En dépit de l’épuisement évident sur son visage, le jeune officier a tenu à serrer la main à ses hommes et à les remercier de leurs efforts. Cela avait été une longue nuit de combats, et dans des conditions incroyablement dures.

Pendant plus de 11 heures dans la nuit de mardi dernier, cet officier et ses hommes si rapides à réagir avaient poursuivi des membres du clan Daghmash qui vit dans Al-Sabra, un quartier au sud-ouest de la ville de Gaza. Le gouvernement de Haniyeh et ses forces de sécurité ont annoncé que les cibles de cette intervention armée avaient été accusées de plusieurs meurtres et de vols, mais avaient refusé de se rendre aux forces de sécurité. La confrontation armée a eu pour conséquence la mort de 11 personnes, dont un policier, et des dizaines de blessés.

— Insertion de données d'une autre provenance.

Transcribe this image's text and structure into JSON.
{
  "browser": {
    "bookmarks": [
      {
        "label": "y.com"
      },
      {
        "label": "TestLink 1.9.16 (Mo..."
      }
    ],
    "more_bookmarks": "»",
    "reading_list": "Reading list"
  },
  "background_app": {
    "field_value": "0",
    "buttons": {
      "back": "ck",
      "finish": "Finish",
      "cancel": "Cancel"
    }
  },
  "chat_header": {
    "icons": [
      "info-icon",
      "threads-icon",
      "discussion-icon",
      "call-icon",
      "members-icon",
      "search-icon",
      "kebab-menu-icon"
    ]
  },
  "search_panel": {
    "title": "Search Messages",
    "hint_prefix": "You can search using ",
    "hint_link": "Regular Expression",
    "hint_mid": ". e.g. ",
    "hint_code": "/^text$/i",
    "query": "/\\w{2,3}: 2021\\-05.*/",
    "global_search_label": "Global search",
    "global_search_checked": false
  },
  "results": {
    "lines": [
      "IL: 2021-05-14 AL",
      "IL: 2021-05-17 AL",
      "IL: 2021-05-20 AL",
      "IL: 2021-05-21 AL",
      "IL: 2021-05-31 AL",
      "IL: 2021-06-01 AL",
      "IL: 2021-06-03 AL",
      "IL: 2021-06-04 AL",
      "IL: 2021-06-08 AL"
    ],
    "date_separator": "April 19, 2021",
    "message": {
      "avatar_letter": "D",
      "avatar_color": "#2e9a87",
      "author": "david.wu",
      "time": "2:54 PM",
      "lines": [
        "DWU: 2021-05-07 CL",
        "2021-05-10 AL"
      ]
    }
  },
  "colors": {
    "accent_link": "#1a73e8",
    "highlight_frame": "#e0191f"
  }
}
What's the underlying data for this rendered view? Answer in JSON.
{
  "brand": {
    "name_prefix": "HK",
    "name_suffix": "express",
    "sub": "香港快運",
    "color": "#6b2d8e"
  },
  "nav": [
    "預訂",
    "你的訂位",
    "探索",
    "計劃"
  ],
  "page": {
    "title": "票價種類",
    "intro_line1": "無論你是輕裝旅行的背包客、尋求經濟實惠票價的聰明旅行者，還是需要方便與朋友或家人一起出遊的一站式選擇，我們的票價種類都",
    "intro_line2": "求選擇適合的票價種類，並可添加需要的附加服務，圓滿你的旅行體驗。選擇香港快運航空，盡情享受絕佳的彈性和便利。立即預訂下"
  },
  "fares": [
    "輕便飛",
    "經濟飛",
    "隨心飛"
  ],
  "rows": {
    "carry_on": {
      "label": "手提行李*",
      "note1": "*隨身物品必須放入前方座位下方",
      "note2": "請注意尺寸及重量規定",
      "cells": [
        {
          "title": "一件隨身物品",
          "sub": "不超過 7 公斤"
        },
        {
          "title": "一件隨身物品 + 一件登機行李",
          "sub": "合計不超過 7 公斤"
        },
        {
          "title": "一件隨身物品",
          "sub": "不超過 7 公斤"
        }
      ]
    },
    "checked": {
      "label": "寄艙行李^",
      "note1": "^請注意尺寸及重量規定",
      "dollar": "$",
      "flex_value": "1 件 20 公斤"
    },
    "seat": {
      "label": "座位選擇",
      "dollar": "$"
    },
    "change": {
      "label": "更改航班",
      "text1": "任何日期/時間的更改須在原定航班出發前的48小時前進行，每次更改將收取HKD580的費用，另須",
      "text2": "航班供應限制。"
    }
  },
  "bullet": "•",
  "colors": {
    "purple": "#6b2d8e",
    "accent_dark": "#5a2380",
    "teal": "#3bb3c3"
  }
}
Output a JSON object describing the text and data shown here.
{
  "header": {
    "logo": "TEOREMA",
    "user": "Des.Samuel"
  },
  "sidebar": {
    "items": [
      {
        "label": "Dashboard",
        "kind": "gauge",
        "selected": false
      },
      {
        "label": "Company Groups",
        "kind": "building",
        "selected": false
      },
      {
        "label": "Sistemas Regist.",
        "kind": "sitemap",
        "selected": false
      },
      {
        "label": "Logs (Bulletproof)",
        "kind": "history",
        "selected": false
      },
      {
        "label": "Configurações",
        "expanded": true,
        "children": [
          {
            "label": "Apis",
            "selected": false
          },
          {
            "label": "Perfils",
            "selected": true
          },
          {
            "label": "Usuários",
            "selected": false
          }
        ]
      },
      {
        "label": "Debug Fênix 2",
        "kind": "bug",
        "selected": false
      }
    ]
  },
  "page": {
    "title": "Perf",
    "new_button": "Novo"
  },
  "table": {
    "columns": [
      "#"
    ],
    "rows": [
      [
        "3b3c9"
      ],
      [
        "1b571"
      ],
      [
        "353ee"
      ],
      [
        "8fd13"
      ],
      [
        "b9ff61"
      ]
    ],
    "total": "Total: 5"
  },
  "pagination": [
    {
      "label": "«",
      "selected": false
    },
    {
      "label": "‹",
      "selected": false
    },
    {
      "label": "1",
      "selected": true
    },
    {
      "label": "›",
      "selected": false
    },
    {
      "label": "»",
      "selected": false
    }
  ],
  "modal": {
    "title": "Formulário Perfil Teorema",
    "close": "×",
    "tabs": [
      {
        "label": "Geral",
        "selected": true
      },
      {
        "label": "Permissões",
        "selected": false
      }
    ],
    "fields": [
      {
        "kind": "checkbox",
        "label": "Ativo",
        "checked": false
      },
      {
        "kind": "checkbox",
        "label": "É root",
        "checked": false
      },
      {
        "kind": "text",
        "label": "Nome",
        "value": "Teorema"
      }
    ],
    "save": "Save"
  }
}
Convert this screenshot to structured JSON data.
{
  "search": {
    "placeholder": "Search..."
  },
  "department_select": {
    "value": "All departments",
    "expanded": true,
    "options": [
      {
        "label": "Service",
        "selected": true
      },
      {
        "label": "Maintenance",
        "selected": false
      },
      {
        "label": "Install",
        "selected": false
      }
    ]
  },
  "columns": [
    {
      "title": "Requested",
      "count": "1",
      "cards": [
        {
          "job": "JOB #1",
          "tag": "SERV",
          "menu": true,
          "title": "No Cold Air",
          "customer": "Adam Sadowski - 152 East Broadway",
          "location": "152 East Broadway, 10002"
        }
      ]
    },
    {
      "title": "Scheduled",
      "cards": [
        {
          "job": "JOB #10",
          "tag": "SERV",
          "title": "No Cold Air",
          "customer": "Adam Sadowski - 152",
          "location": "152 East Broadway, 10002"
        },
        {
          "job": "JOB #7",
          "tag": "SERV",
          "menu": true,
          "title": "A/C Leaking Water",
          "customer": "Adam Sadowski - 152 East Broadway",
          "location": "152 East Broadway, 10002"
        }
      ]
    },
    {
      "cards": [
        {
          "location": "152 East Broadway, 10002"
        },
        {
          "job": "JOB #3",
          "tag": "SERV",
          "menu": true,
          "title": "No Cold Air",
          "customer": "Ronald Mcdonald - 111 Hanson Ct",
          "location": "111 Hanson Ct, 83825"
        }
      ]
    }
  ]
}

Quarante-huit heures après cette épreuve de force, l’organisation de l’Armée de l’Islam — qui a adopté le programme d’Al-Qaeda — a publié un communiqué où il est dit que sept des tués venaient de ses rangs.

L’organisation a également accusé le gouvernement de Haniyeh d’avoir pris pour cible l’organisation elle-même.
Au prime abord il peut sembler difficile de réconcilier les deux versions. La police palestinienne affirme qu’elle visait des membres de la famille Daghmash accusés de crimes alors que l’organisation de l’Armée de l’Islam dit de son côté que le gouvernement de Haniyeh et le Hamas l’ont visée à cause de son affiliation avec Al-Qaeda.

Pourtant un regard plus attentif à la véritable origine du différend entre le Hamas et l’Armée de l’Islam donne un aperçu sur ces petites organisations palestiniennes qui prétendent s’inspirer d’Al-Qaeda. Suivre le développement de ces organisations permet de répondre à plusieurs questions. L’environnement en Palestine favoriserait-il le développement d’organisations adoptant les vues d’Al-Qaeda ? Quels sont les vrais motifs de la mise en place de ces organisations ? Servent-elles les objectifs de forces palestiniennes hostiles au Hamas ? Quel est leur avenir ?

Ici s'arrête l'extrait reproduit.